Vrydag, Januarie 23rd, 2015
Employers and unions alike sometimes confuse the organisational rights granted by the Labour Relations Act based on the level of representation of the union and the right to bargain. The union may, wrongly, think it is entitled to bargain with the employer once it reached majority status. Certain rights are afforded to the sufficiently representative union and to the majority union. Section 11 to 16 of the LRA deals with the organisational rights afforded to unions. Section 12, 13 and 15 allow the sufficiently representative union to have access to the workplace, its subscription levies deducted and time off for its officials. Once majority status is achieved, the union becomes entitled to appoint union representatives and to access of information in terms of section 14 and 16.
There are therefore three main ways in which a trade union may acquire organisational and bargaining rights. Firstly, the sufficiently representative union can use the procedures set out in the LRA to acquire the basic organisational rights afforded by sections 12 to 16. The process to acquire those rights is set out in sections 21 and 22. They however still do not have the right to bargain.

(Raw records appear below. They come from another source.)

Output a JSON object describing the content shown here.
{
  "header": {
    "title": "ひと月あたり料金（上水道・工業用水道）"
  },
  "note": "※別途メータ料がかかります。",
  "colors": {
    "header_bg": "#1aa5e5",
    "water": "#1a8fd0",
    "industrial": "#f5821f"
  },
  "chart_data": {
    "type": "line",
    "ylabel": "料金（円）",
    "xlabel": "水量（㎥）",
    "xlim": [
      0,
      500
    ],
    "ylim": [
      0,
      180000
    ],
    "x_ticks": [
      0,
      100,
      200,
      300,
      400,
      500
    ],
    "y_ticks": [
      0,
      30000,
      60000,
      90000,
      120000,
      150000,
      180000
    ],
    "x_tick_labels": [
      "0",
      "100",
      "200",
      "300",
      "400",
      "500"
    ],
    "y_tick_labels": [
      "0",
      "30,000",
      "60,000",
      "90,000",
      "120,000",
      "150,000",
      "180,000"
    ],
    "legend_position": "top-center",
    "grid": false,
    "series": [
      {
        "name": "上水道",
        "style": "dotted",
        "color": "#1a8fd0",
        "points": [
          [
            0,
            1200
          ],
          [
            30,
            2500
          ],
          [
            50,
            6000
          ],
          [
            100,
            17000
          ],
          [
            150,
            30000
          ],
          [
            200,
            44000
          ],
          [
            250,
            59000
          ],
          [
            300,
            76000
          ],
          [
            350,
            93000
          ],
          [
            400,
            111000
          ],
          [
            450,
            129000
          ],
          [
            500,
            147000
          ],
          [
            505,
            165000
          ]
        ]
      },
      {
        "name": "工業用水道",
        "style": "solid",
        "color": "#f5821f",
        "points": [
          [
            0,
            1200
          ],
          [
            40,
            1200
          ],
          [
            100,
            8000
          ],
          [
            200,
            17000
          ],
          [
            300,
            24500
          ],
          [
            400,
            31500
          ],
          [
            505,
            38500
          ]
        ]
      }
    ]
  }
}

The union and the employer can conclude a recognition agreement in which the trade union is recognised as a bargaining agent on behalf of a certain group of employees – the bargaining unit – and, this agreement will also then regulate the recognition as well as the collective or organisational rights. The recognition agreement normally and if properly negotiated, will allow the parties much more scope to regulate their own relationship. It is therefore important for employers and unions to enter into a recognition agreement once the union has reached a stage where it is strong enough to engage the employer in power play.
A trade union can also acquire organisational rights at an employer, regardless whether the union is sufficiently represented at that particular employer or not. This is when a trade union is party to a Bargaining council. Section 19 provides that registered trade unions that are parties to a Bargaining council automatically have the right of access to the employer’s premises and the deduction of trade union subscriptions in respect of all workplaces within the registered scope of the council.
Section 4 of the LRA also affords every employee the right to form and belong to a union. This section mirrors section 23 of the Constitution which affords all employees the constitutional right to form and belong to a Union. Section 23(5) of the Constitution grants every employer and every employee the right to engage in collective bargaining. It is this sub section that sometimes gives raises the argument that this right has a corresponding duty on an employer to engage in collective bargaining. These organisational rights afforded by the LRA should be distinguished from the collective bargaining process the employer and employees and its union engage in, which is a voluntary process.
In the case of SANDU v Minister of Defence & others; Minister of Defence & others v SANDU & others (2006) 15 SCA 4.5.1 and  11 BLLR 1043 (SCA) the appeal arose from three judgments of lower courts. Common to all three appeals was the issue of whether the SANDF was obliged to bargain collectively with SANDU. SANDU mainly relied on section 23 of the Constitution, which confers on trade unions inter alia a right to “engage in collective bargaining”. The Supreme Court of Appeal (SCA) considered various international models. It found that the voluntarist approach that emerges from these international instruments has characterised our labour dispensation since its liberalisation with the amendments to the Industrial Relations Act 1956 when all workers were permitted to organise and to strike in 1979. The SCA mentioned that voluntarism does not mean that employers and employees necessarily negotiate voluntarily. Often they negotiate in order to avert the economic pressures brought about by a strike or a lock-out. This pressure is one of the principal driving forces behind the voluntarist system. The SCA found that when regard is had to the objectives of the LRA, it becomes clear that the legislature understood that its role was to do no more than provide a framework for collective bargaining and the fact that the legislature had only provided for advisory arbitration in disputes relating to collective bargaining clearly indicates that the Act does not envisage an enforceable duty to bargain.
In the more recent NEWU v Leondard Dingler (Pty) Ltd & another (2011) 20 LC 11.3.1 the employer cancelled all collective agreements between itself and the union after the union was deregistered and lost its case in the Labour Court. The collective agreements regulated a wide range of issues, including the organisational rights enjoyed by the union.
In this case, the union asked the Labour Court to declaration that irrespective of whether the union was registered or not, it retained the right to engage in collective bargaining with the employer. Therefore, what the union was effectively trying to do was to directly enforce its right in terms of section 23(5) of the Constitution to engage in collective bargaining on the basis that the employer has a corresponding duty to bargain.
The intention of the legislature and the essence of the Labour Relations Act, in the context of collective bargaining, is voluntarist and no court will make such a ruling. This means that the employer can refuse to bargain with the union, therefore, there is no legally enforceable duty on an employer to bargain, unless the employer agreed to recognise and bargain with the union in a recognition agreement. Without such an agreement, the union must use its collective muscle to get the employer to the bargaining table – therefore, it must call its members to strike, or threaten to do so, to engage the employer in collective bargaining.